"Ich möchte die Menschen glücklicher verlassen, als ich sie angetroffen habe" - ein Wort von Roger Willemsen. Sein Freund, der Publizist Manfred Bissinger (75), zitierte es auf der emotionalen Trauerfeier, bei der Familie, Freunde und Wegbegleiter am Montag in Hamburg Abschied von dem Autor und Intellektuellen nahmen.

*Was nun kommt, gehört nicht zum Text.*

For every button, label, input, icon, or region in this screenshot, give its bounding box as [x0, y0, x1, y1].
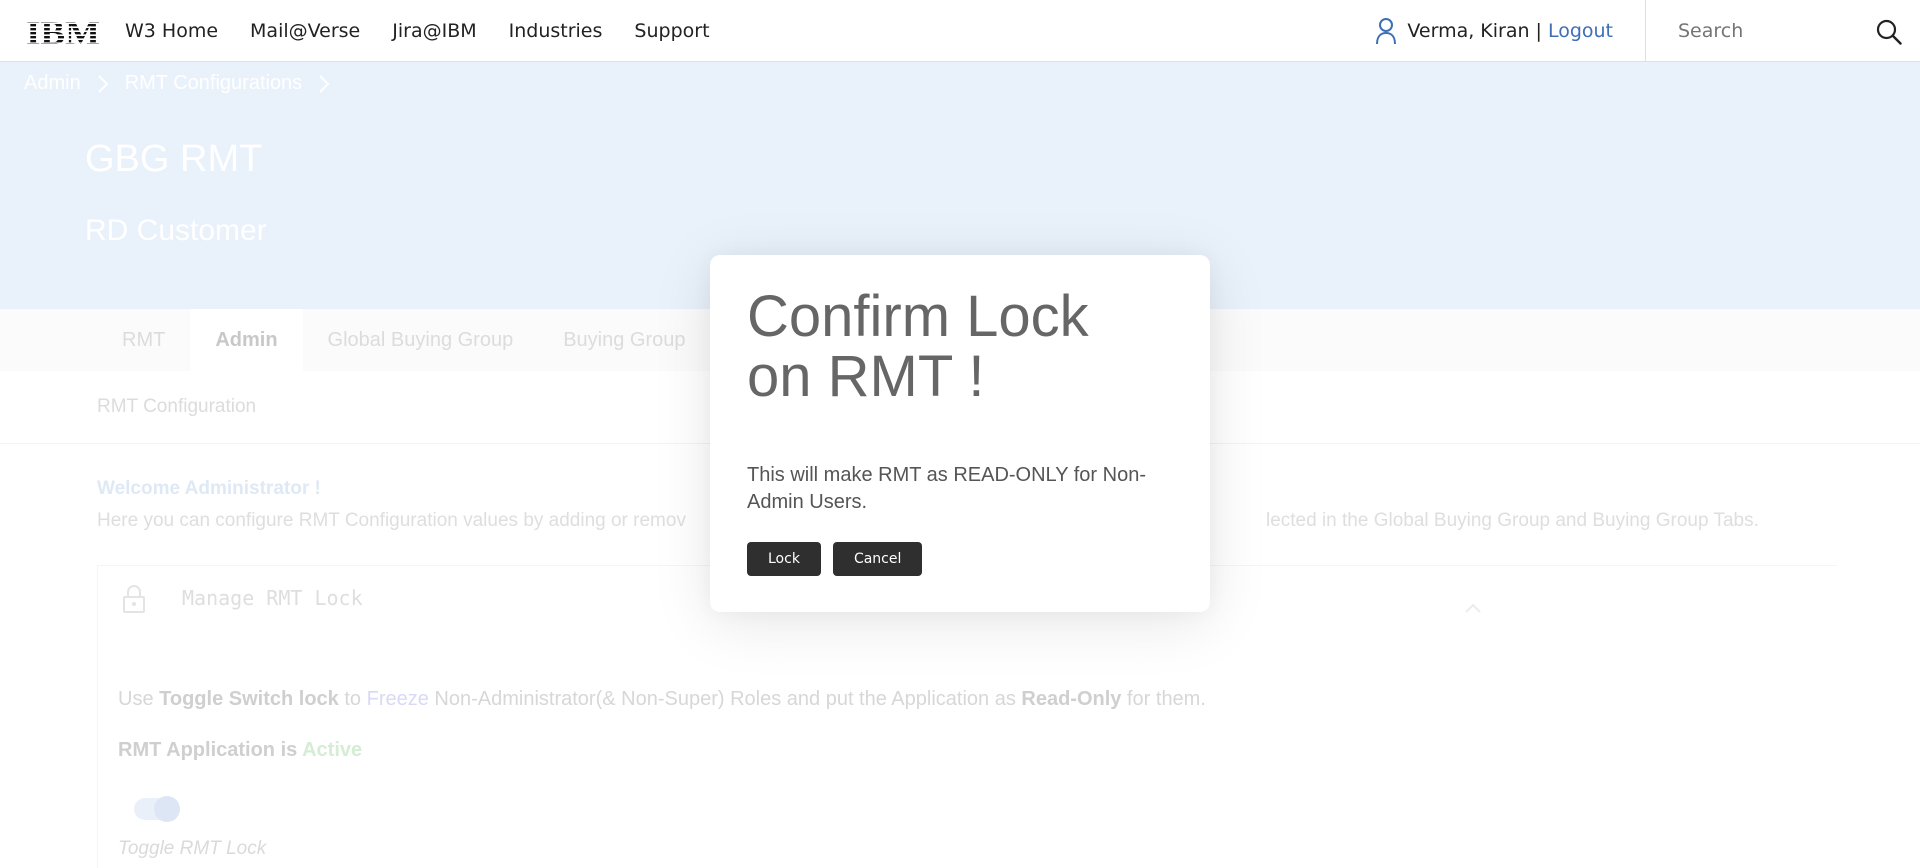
toggle-label: Toggle RMT Lock	[118, 838, 267, 859]
lock-button[interactable]: Lock	[747, 542, 821, 576]
lock-icon	[123, 585, 145, 613]
intro-text-left: Here you can configure RMT Configuration…	[97, 510, 686, 531]
tab-admin[interactable]: Admin	[190, 309, 303, 371]
intro-text-right: lected in the Global Buying Group and Bu…	[1265, 510, 1759, 531]
logout-link[interactable]: Logout	[1548, 20, 1613, 42]
breadcrumb-rmt-configurations[interactable]: RMT Configurations	[125, 72, 302, 95]
chevron-up-icon[interactable]	[1464, 602, 1482, 614]
search-box	[1645, 0, 1920, 62]
top-navigation: IBM W3 Home Mail@Verse Jira@IBM Industri…	[0, 0, 1920, 62]
logo-text: IBM	[26, 16, 100, 46]
dialog-title: Confirm Lock on RMT !	[747, 284, 1089, 409]
ibm-logo[interactable]: IBM	[26, 16, 100, 46]
status-prefix: RMT Application is	[118, 739, 298, 761]
panel-description: Use Toggle Switch lock to Freeze Non-Adm…	[118, 688, 1206, 711]
desc-to: to	[344, 688, 362, 710]
desc-use: Use	[118, 688, 154, 710]
dialog-message: This will make RMT as READ-ONLY for Non-…	[747, 464, 1146, 513]
cancel-button[interactable]: Cancel	[832, 542, 923, 576]
panel-title: Manage RMT Lock	[182, 586, 363, 610]
desc-toggle-switch-lock: Toggle Switch lock	[159, 688, 339, 710]
nav-links: W3 Home Mail@Verse Jira@IBM Industries S…	[125, 0, 742, 62]
desc-middle: Non-Administrator(& Non-Super) Roles and…	[434, 688, 1016, 710]
nav-link-jira[interactable]: Jira@IBM	[392, 20, 476, 42]
welcome-heading: Welcome Administrator !	[97, 478, 321, 499]
nav-link-w3-home[interactable]: W3 Home	[125, 20, 218, 42]
subtab-rmt-configuration[interactable]: RMT Configuration	[97, 396, 256, 418]
dialog-actions: Lock Cancel	[747, 542, 934, 576]
chevron-right-icon	[97, 74, 109, 93]
desc-freeze: Freeze	[366, 688, 429, 710]
tab-buying-group[interactable]: Buying Group	[538, 309, 710, 371]
user-icon	[1376, 18, 1397, 45]
user-separator: |	[1535, 20, 1542, 42]
nav-link-industries[interactable]: Industries	[509, 20, 603, 42]
search-input[interactable]	[1678, 20, 1878, 42]
toggle-knob	[154, 796, 180, 822]
nav-link-support[interactable]: Support	[634, 20, 709, 42]
application-status: RMT Application is Active	[118, 739, 362, 762]
breadcrumb-admin[interactable]: Admin	[24, 72, 81, 95]
user-name: Verma, Kiran	[1407, 20, 1530, 42]
tab-rmt[interactable]: RMT	[97, 309, 190, 371]
search-icon[interactable]	[1876, 19, 1902, 45]
tab-global-buying-group[interactable]: Global Buying Group	[303, 309, 539, 371]
chevron-right-icon	[319, 74, 330, 93]
status-badge: Active	[302, 739, 363, 761]
user-info: Verma, Kiran | Logout	[1375, 0, 1613, 62]
confirm-lock-dialog: Confirm Lock on RMT ! This will make RMT…	[710, 255, 1210, 612]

Willemsen - Bestsellerautor, Fernsehmoderator und einer der bekanntesten Intellektuellen Deutschlands - war am 7. Februar im Alter von 60 Jahren einer Krebserkrankung erlegen. Mehrere hundert Trauergäste kamen auf den Ohlsdorfer Friedhof. In der Fritz-Schumacher-Halle fiel Licht durch farbige Glasfenster auf den schlichten hellen Sarg, der wie in einem Meer aus brennenden Kerzen, bunten Blumen und knospenden Magnolienzweigen zu ruhen schien.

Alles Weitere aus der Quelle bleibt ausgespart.